If the heroine is the good fairy, the
Cinderella and/or Snow White of the Books World, Mrs. Gamart is the Cruella de
Vil, the bad witch who will fight the Bookshop as if it was a whorehouse, a
gambling outfit or even the den of mobsters and criminals.
Apart from the formidable adversary that will
play any trick in the bad book and eventually cause the death of another good character
in the story, there is the bank official who is not willing to support the protagonist
in her endeavor and would actually start on a negative path and cause trouble
along the way.
Mr. Keble who works for the bank and on top of
his financial opinion is expressing other views and offers unsolicited,
gratuitous advice, is called Potato Head by the local people.
Florence Green wants to establish her business
in an old house and when she meets General Gamart, she mentions her project and
the intention to bring first the classics, books that people want, by famous
authors like Charles Dickens, Anthony Trollope.
The General asks poetry, which the bookshop
startup owner thinks would not be so much in demand, and when the interlocutor
mentions a few lines from a poem and she does not recognize them…the old man
walks away.
However, it is his wife that would play the
role of the “Harpy” to quote the man who thinks she is such an evil, obnoxious,
overbearing, negative influence in the area and who would ultimately die because
of her, Mr. Edmund Brundish.
Bill Nighy plays this intriguing, complex,
interesting character, in love with books, but apprehensive of people, indeed,
so much so that he does not want to see the authors of the volumes he reads.

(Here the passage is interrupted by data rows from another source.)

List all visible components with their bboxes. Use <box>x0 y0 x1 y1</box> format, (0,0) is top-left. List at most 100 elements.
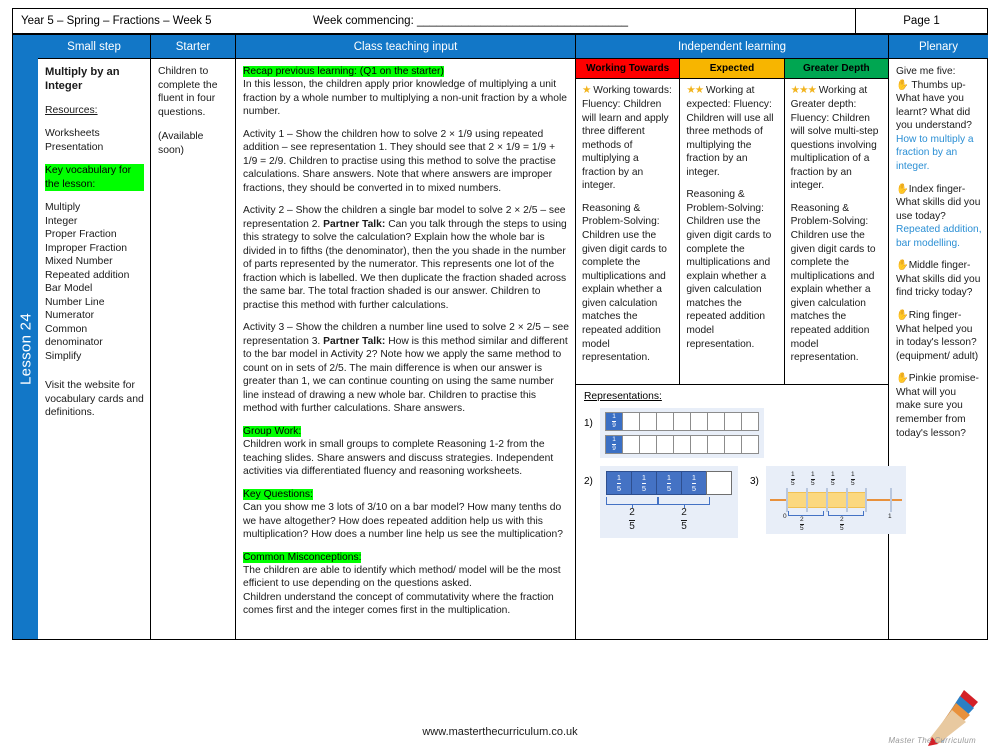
fraction-two-fifths: 25 <box>840 516 844 532</box>
brace <box>658 497 710 508</box>
number-line-tick <box>786 488 788 512</box>
bar-cell <box>707 435 725 454</box>
plenary-item-index-finger: ✋Index finger- What skills did you use t… <box>896 183 982 251</box>
key-questions-tag: Key Questions: <box>243 488 313 500</box>
partner-talk-label: Partner Talk: <box>323 218 386 230</box>
recap-text: In this lesson, the children apply prior… <box>243 79 567 118</box>
activity-3-post: How is this method similar and different… <box>243 335 568 415</box>
column-header-starter: Starter <box>151 35 235 59</box>
plenary-prompt: Index finger- What skills did you use to… <box>896 183 981 222</box>
fraction-one-fifth: 15 <box>641 473 647 493</box>
group-labels: 25 25 <box>606 507 732 532</box>
activity-3: Activity 3 – Show the children a number … <box>243 321 569 415</box>
group-work-block: Group Work: Children work in small group… <box>243 425 569 479</box>
band-body-expected: ★★ Working at expected: Fluency: Childre… <box>680 79 783 384</box>
column-starter: Starter Children to complete the fluent … <box>150 35 235 639</box>
lesson-number-spine: Lesson 24 <box>13 35 38 639</box>
table-columns: Small step Multiply by an Integer Resour… <box>38 35 988 639</box>
band-reasoning-greater-depth: Reasoning & Problem-Solving: Children us… <box>790 202 876 364</box>
band-label-expected: Expected <box>680 59 784 79</box>
brace <box>606 497 658 508</box>
bar-cell <box>741 435 759 454</box>
bar-cell-shaded: 15 <box>606 471 632 495</box>
band-expected: Expected ★★ Working at expected: Fluency… <box>679 59 784 384</box>
activity-1: Activity 1 – Show the children how to so… <box>243 128 556 194</box>
bar-cell <box>724 412 742 431</box>
bar-cell <box>673 412 691 431</box>
group-label: 25 <box>606 507 658 532</box>
recap-tag: Recap previous learning: (Q1 on the star… <box>243 66 444 77</box>
starter-content: Children to complete the fluent in four … <box>151 59 235 639</box>
bar-model-row: 15 15 15 15 <box>606 471 732 495</box>
bar-cell <box>656 435 674 454</box>
hand-icon: ✋ <box>896 310 909 321</box>
teaching-input-content: Recap previous learning: (Q1 on the star… <box>236 59 575 639</box>
bar-cell <box>690 435 708 454</box>
column-header-class-teaching-input: Class teaching input <box>236 35 575 59</box>
number-line-label-zero: 0 <box>783 513 787 520</box>
band-working-towards: Working Towards ★ Working towards: Fluen… <box>576 59 680 384</box>
bar-cell <box>639 435 657 454</box>
brace <box>788 511 824 516</box>
column-independent-learning: Independent learning Working Towards ★ W… <box>575 35 906 639</box>
star-rating-icon: ★★ <box>686 84 704 96</box>
lesson-number-label: Lesson 24 <box>17 313 34 386</box>
plenary-answer: How to multiply a fraction by an integer… <box>896 133 974 172</box>
number-line-tick <box>890 488 892 512</box>
plenary-intro: Give me five: <box>896 66 956 77</box>
bar-cell-shaded: 15 <box>656 471 682 495</box>
list-item: Bar Model <box>45 283 93 295</box>
group-work-tag: Group Work: <box>243 425 302 437</box>
fraction-one-fifth: 15 <box>691 473 697 493</box>
band-fluency-working-towards: ★ Working towards: Fluency: Children wil… <box>582 84 673 193</box>
footer-website-url[interactable]: www.masterthecurriculum.co.uk <box>0 726 1000 738</box>
lesson-plan-table: Lesson 24 Small step Multiply by an Inte… <box>12 34 988 640</box>
recap-block: Recap previous learning: (Q1 on the star… <box>243 65 569 119</box>
bar-cell <box>622 435 640 454</box>
column-header-plenary: Plenary <box>889 35 988 59</box>
list-item: Improper Fraction <box>45 242 127 254</box>
number-line-tick <box>806 488 808 512</box>
fraction-one-ninth: 19 <box>612 436 616 452</box>
representation-3-diagram: 15 15 15 15 0 1 25 25 <box>766 466 906 534</box>
band-heading: Working towards: <box>593 85 672 96</box>
group-work-text: Children work in small groups to complet… <box>243 439 554 478</box>
week-commencing-field[interactable]: Week commencing: _______________________… <box>293 15 855 27</box>
fraction-one-fifth: 15 <box>811 471 815 487</box>
fraction-one-fifth: 15 <box>616 473 622 493</box>
bar-cell <box>639 412 657 431</box>
column-small-step: Small step Multiply by an Integer Resour… <box>38 35 150 639</box>
bar-cell-shaded: 19 <box>605 412 623 431</box>
bar-model-row: 19 <box>605 412 759 431</box>
band-reasoning-expected: Reasoning & Problem-Solving: Children us… <box>686 189 772 350</box>
list-item: Proper Fraction <box>45 229 117 241</box>
list-item: Numerator <box>45 310 95 322</box>
starter-text: Children to complete the fluent in four … <box>158 66 218 118</box>
key-questions-text: Can you show me 3 lots of 3/10 on a bar … <box>243 502 563 541</box>
plenary-prompt: Pinkie promise- What will you make sure … <box>896 373 979 439</box>
representation-3: 3) 15 1 5 1 5 1 5 0 1 2 5 2 5 <box>750 466 906 534</box>
independent-learning-content: Working Towards ★ Working towards: Fluen… <box>576 59 906 639</box>
small-step-content: Multiply by an Integer Resources: Worksh… <box>38 59 150 639</box>
bar-cell-shaded: 15 <box>681 471 707 495</box>
number-line-label-one: 1 <box>888 513 892 520</box>
misconceptions-tag: Common Misconceptions: <box>243 551 362 563</box>
misconceptions-text-2: Children understand the concept of commu… <box>243 591 554 617</box>
unit-title: Year 5 – Spring – Fractions – Week 5 <box>21 15 212 27</box>
number-line-tick <box>865 488 867 512</box>
column-header-small-step: Small step <box>38 35 150 59</box>
hand-icon: ✋ <box>896 260 909 272</box>
representations-section: Representations: 1) 19 1 9 2) 1 5 1 5 1 … <box>576 384 906 639</box>
column-header-independent-learning: Independent learning <box>576 35 888 59</box>
representations-title: Representations: <box>584 391 662 402</box>
fraction-two-fifths: 25 <box>681 507 687 532</box>
page-number: Page 1 <box>855 9 987 33</box>
representation-1-number: 1) <box>584 418 593 429</box>
band-label-working-towards: Working Towards <box>576 59 680 79</box>
fraction-one-ninth: 19 <box>612 413 616 429</box>
representation-2-diagram: 15 15 15 15 2 5 2 5 <box>600 466 738 538</box>
document-header-bar: Year 5 – Spring – Fractions – Week 5 Wee… <box>12 8 988 34</box>
list-item: Common denominator <box>45 323 103 349</box>
list-item: Simplify <box>45 350 82 362</box>
bar-cell <box>707 412 725 431</box>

Edmund Brundish cuts out the photographs of the
writers from the covers or the pages where they are printed- when and if they
are- for he is so unwilling to see them and he says that:
Biographies should be about good people – at least
this is what he wants to read, along with good novels- and he also has the view
that good books are about bad people…
Milo North is another local personage of some
interest to the narrative, ambivalent and ultimately treasonous, who offers
some help and at one stage works with the protagonist at her bookshop, only to
give access to unwanted guests, when she is absent from the premises.
He is the one who attracts the attention to
Lolita- of which he says that Graham Greene has called a masterpiece, but
others have condemned- and Florence sends this to find the opinion of Edmund
Brundish.
Before this, Mr. Brundish had sent a messenger
with a polite letter, asking for recommendations and the list of prices,
wishing the local bookshop owner success and with this marking the “Beginning of
a Beautiful Friendship” to quote Casablanca.
Fahrenheit 451 by Ray Bradbury is one of the
books sent to this book lover and he enjoys it so much that he asks for and
starts reading other works by the same wonderful author, including The Martian
Chronicles.
Edmund Brundish and Florence Green have much
more in common than a love of good books, for the man had been a sort of pariah
and in the town; gossip had him kill his wife who had supposedly been drowned.
In fact, the truth is that man and wife decided
after six months of marriage, decades ago, that they should remain good friends
– best was the word indeed- and she now lives in London, not dead at all, where
she has gained a lot of weight, mostly because she loves sweets too much.
The attack on the bookshop is devious, perverse
and sophisticated, for the enemy wants an “art center „and even has her nephew
work on a law that would make it easy for the local counsel to take the old
house away from the heroine and sent her out, after closing the shop.
A man dies trying to prevent this and to add
insult to injury, the General comes to Florence green to say that the deceased
had come to his wife to express support for the great idea of creating the “art
center” and the protagonist, horrified and overwhelmed cries out to the man to
get out and never come here again…
The Bookshop is a very good motion picture.